İsa’nın bizim özümüzde olduğuna, ama karakterinde ayartılmalarına karşı daima üstün gelen günahsızlık bulunduğuna inanmak, kolay değildir. Gerçek Mesih’te iman ve sağlam bir anlayışa ulaşabilmek üzere, onun mükemmel yaşamıyla ilgili olarak; onun Tanrı olduğunu yalanlayan birçok İncil bölümüyle birleştirilerek Müjde kayıtlarına yansıyan pek çok görüş bulunmaktadır. Onun kendisinin Tanrı olduğuna ve bu nedenle otomatikman mükemmel olduğuna inanmak çok daha kolaydır. Yine de bu görüş, İsa’nın günaha ve insan özüne karşı kazandığı zaferin büyüklüğünü küçültür.
O, insan özyapısına sahipti; o günahkâr eğilimlerimizin her birini paylaştı (Heb. 4:15) ve yine de onlara, Tanrı’nın yollarına bağlılığı ve günaha üstün gelmek üzere O’nun yardımını araması yoluyla üstün geldi. Bu Tanrı ona seve seve şu mertebeyi verdi: “Kendini dünya ile barıştırmak üzere, Tanrı Mesihte idi”; kendi gerçek oğlu aracılığı ile (2 Cor. 5:19).

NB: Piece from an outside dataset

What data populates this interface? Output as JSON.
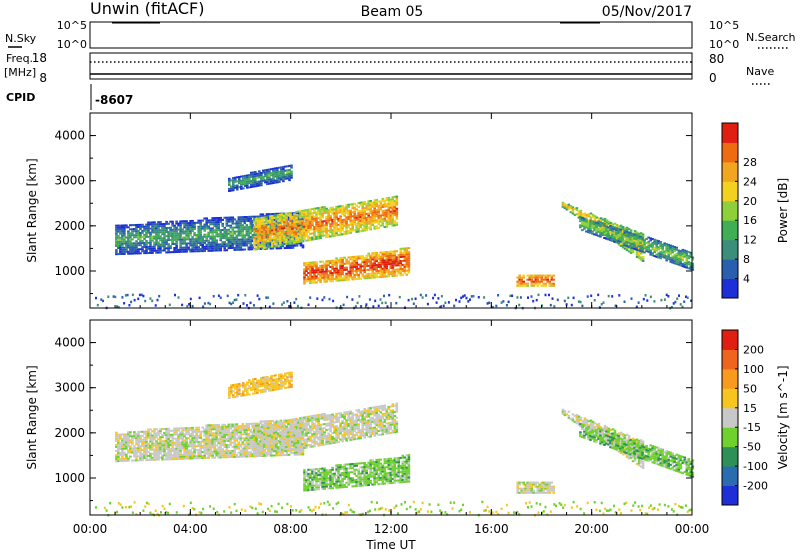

8.2 TANRI VE İSA ARASINDAKİ FARKLILIKLAR


‘Tanrı Mesihte idi’ ifadesinin düzeyini vurgulayan ve onun insanlığına dikkat çeken bu bölümler arasında ortaya çıkan duyarlı bir denge vardır. Bu bölümlerin ikinci grubu; Teslis öğretisinin ‘gerçek Tanrı’nın gerçek Tanrısı’ şeklinde yanlış olarak ifade ettiği, İsa’nın kendisinin Tanrı olduğu hakkındaki görüşü İncilsel olarak haklı göstermeyi olanaksız kılar. (Bu, gerçek Tanrı’nın gerçek Tanrısı” deyimi, M.S. 325’de, ilk Hıristiyanlarca bilinmeyen Tanrı’nın bir ‘üçlük’ olduğu görüşünün ilk defa ilan edildiği İznik Konseyi ’inde kullanıldı). İncil’de ‘üçlük’ sözcüğü hiç yoktur. Konu 9, Mesih’in günah üzerindeki mutlak zaferini ve onda Tanrı’nın rolünü derinliğine incelemektedir. Biz bu çalışmalara başlarken, kurtuluşun gerçek İsa Mesih’in doğru bir anlayışına bağlı olduğunu hatırlayalım (Jn. 3:36 ; 6:53 ; 17:3). Bir kez bu onun günahı ve ölümü alt etmesinin gerçek anlayışına ulaştığımızda, bu kurtuluşu paylaşmak üzere, onda vaftiz olabiliriz.
Tanrı ve İsa arasındaki ilişkinin en açık özetlerinden birisi, 1 Tim. 2:5’ de bulunmaktadır: Tek Tanrı ve Tanrı ile insanlar arasında tek aracı vardır: insan olan Mesih İsa”. Koyu yazılmış sözcükler üzerinde düşünülmesi, aşağıdaki sonuçlara götürür:


  • Sadece tek Tanrı’nın olması, İsa’nın Tanrı olabilmesini olanaksız kılar; eğer Baba Tanrı ise ve İsa da Tanrı ise, o zaman iki Tanrı olur. “Ama bizim için sadece tek Tanrı vardır, Baba” (1Cor. 8:6). Bu nedenle, ‘Baba Tanrı’ tek Tanrı’dır. Onun için, üçlük yanlış öğretisinin ifade ettiği gibi, ‘Oğul Tanrı’ denen ayrı bir varlığın olabilmesi olanaklı değildir. Aynı şekilde Eski Ahit de Yahweh tek Tanrı’yı Baba olarak betimler (örneğin, Is. 63:16 ; 64:8).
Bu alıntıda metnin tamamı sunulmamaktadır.